Document type: Scientific article published in the Proceedings of the Royal Society B: Biological Sciences
Authors: Manzi, O; Lynch, KE; Allman, DM; Latty, T; White, TE
Preview: The possibility that insects experience pain is a frontier question at the intersection of behaviour, cognition and philosophy of mind. Interest has been fuelled not only by anatomical discoveries but also by expanding behavioural and comparative evidence. Leading frameworks emphasize behavioural indicators of pain-like experience such as flexible, targeted responses to harm beyond reflexive withdrawal.

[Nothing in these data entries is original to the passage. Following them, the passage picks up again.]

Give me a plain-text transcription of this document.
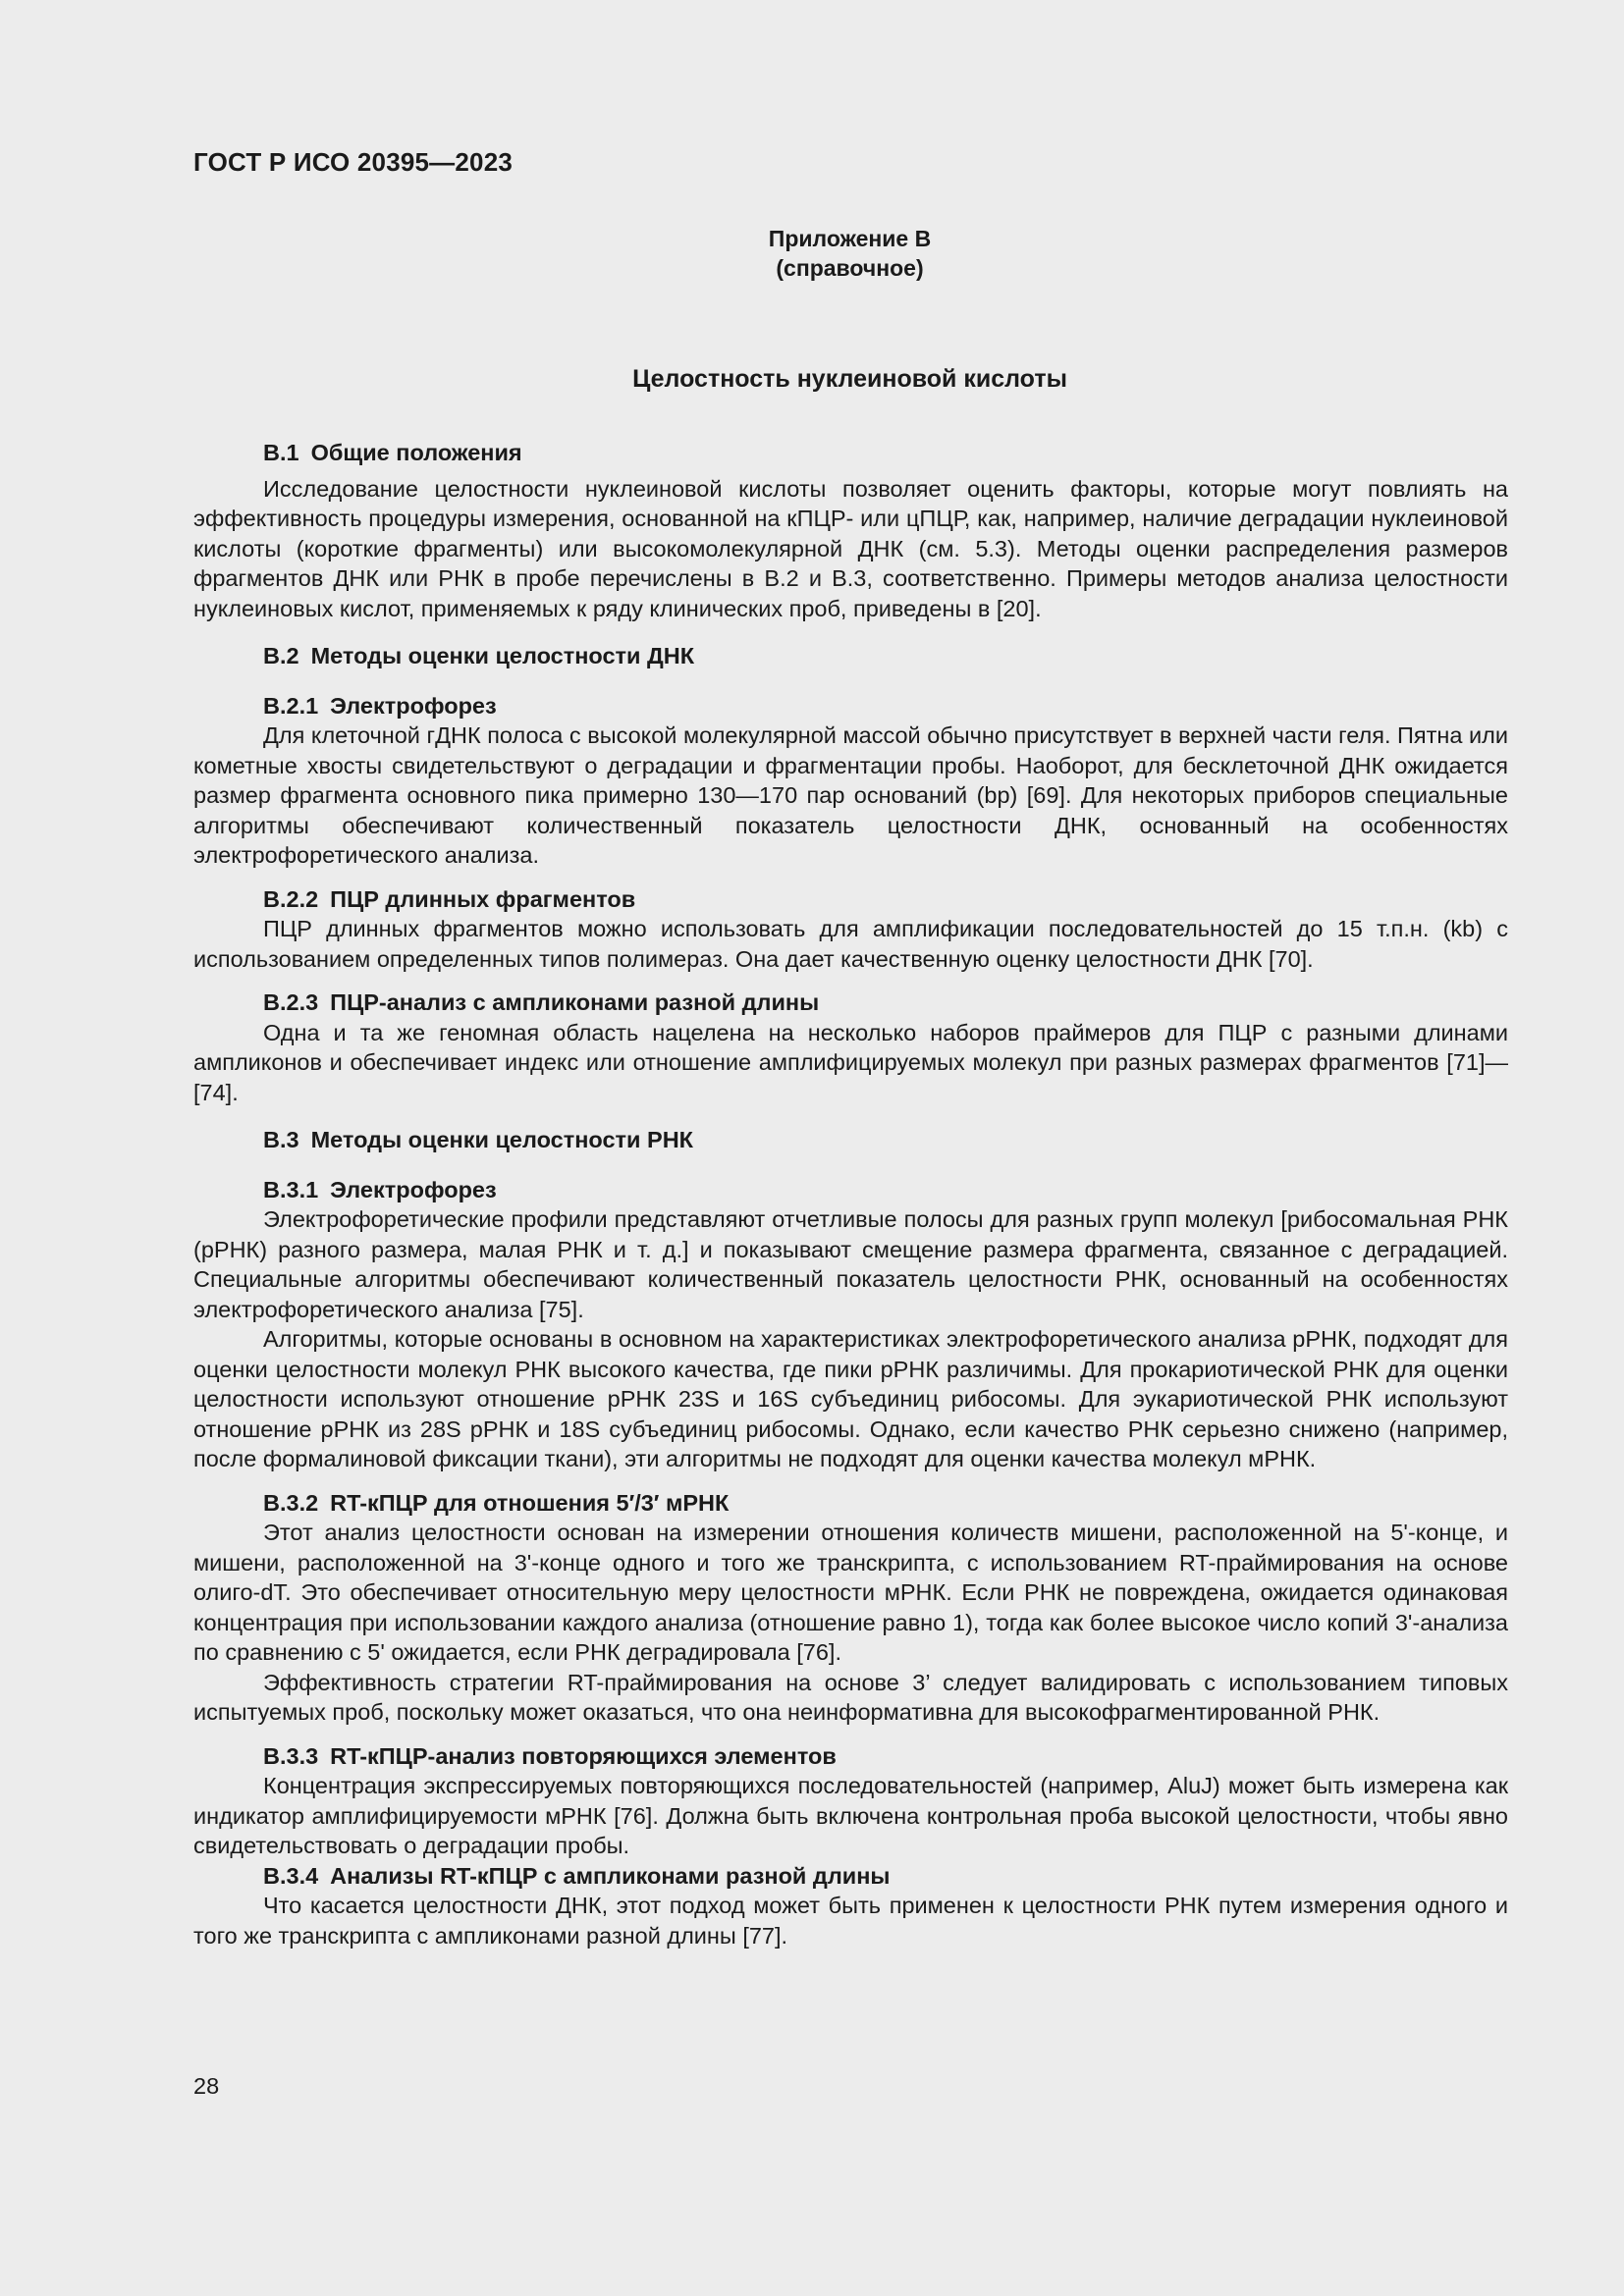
ГОСТ Р ИСО 20395—2023
Приложение В
(справочное)
Целостность нуклеиновой кислоты
В.1 Общие положения

Исследование целостности нуклеиновой кислоты позволяет оценить факторы, которые могут повлиять на эффективность процедуры измерения, основанной на кПЦР- или цПЦР, как, например, наличие деградации нуклеиновой кислоты (короткие фрагменты) или высокомолекулярной ДНК (см. 5.3). Методы оценки распределения размеров фрагментов ДНК или РНК в пробе перечислены в В.2 и В.3, соответственно. Примеры методов анализа целостности нуклеиновых кислот, применяемых к ряду клинических проб, приведены в [20].

В.2 Методы оценки целостности ДНК
В.2.1 Электрофорез

Для клеточной гДНК полоса с высокой молекулярной массой обычно присутствует в верхней части геля. Пятна или кометные хвосты свидетельствуют о деградации и фрагментации пробы. Наоборот, для бесклеточной ДНК ожидается размер фрагмента основного пика примерно 130—170 пар оснований (bp) [69]. Для некоторых приборов специальные алгоритмы обеспечивают количественный показатель целостности ДНК, основанный на особенностях электрофоретического анализа.

В.2.2 ПЦР длинных фрагментов

ПЦР длинных фрагментов можно использовать для амплификации последовательностей до 15 т.п.н. (kb) с использованием определенных типов полимераз. Она дает качественную оценку целостности ДНК [70].

В.2.3 ПЦР-анализ с ампликонами разной длины

Одна и та же геномная область нацелена на несколько наборов праймеров для ПЦР с разными длинами ампликонов и обеспечивает индекс или отношение амплифицируемых молекул при разных размерах фрагментов [71]—[74].

В.3 Методы оценки целостности РНК
В.3.1 Электрофорез

Электрофоретические профили представляют отчетливые полосы для разных групп молекул [рибосомальная РНК (рРНК) разного размера, малая РНК и т. д.] и показывают смещение размера фрагмента, связанное с деградацией. Специальные алгоритмы обеспечивают количественный показатель целостности РНК, основанный на особенностях электрофоретического анализа [75].

Алгоритмы, которые основаны в основном на характеристиках электрофоретического анализа рРНК, подходят для оценки целостности молекул РНК высокого качества, где пики рРНК различимы. Для прокариотической РНК для оценки целостности используют отношение рРНК 23S и 16S субъединиц рибосомы. Для эукариотической РНК используют отношение рРНК из 28S рРНК и 18S субъединиц рибосомы. Однако, если качество РНК серьезно снижено (например, после формалиновой фиксации ткани), эти алгоритмы не подходят для оценки качества молекул мРНК.

В.3.2 RT-кПЦР для отношения 5′/3′ мРНК

Этот анализ целостности основан на измерении отношения количеств мишени, расположенной на 5'-конце, и мишени, расположенной на 3'-конце одного и того же транскрипта, с использованием RT-праймирования на основе олиго-dT. Это обеспечивает относительную меру целостности мРНК. Если РНК не повреждена, ожидается одинаковая концентрация при использовании каждого анализа (отношение равно 1), тогда как более высокое число копий 3'-анализа по сравнению с 5' ожидается, если РНК деградировала [76].

Эффективность стратегии RT-праймирования на основе 3’ следует валидировать с использованием типовых испытуемых проб, поскольку может оказаться, что она неинформативна для высокофрагментированной РНК.

В.3.3 RT-кПЦР-анализ повторяющихся элементов

Концентрация экспрессируемых повторяющихся последовательностей (например, AluJ) может быть измерена как индикатор амплифицируемости мРНК [76]. Должна быть включена контрольная проба высокой целостности, чтобы явно свидетельствовать о деградации пробы.

В.3.4 Анализы RT-кПЦР с ампликонами разной длины

Что касается целостности ДНК, этот подход может быть применен к целостности РНК путем измерения одного и того же транскрипта с ампликонами разной длины [77].

28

Here, we tested for such responses in the house cricket (Acheta domesticus), a species of evolutionary and commercial importance. Using a fully blinded, within-subjects design, we applied noxious heat, innocuous tactile contact or no-contact to a single antenna under lower- and higher-stress environmental conditions and recorded grooming behaviour. Crickets were significantly more likely to groom the noxiously stimulated antenna and did so for longer than under control or tactile treatments. Grooming also showed a distinct temporal profile, with elevated activity sustained across the early observation period. Environmental conditions and sex had no effect, indicating that self-protective grooming was expressed consistently throughout. These findings provide robust evidence of flexible, site-directed self-protection in Orthoptera, addressing a key gap in evidence for pain-like states outside vertebrates. This strengthens the case for consideration of insect welfare and bears on how felt experience is distributed across the animal kingdom.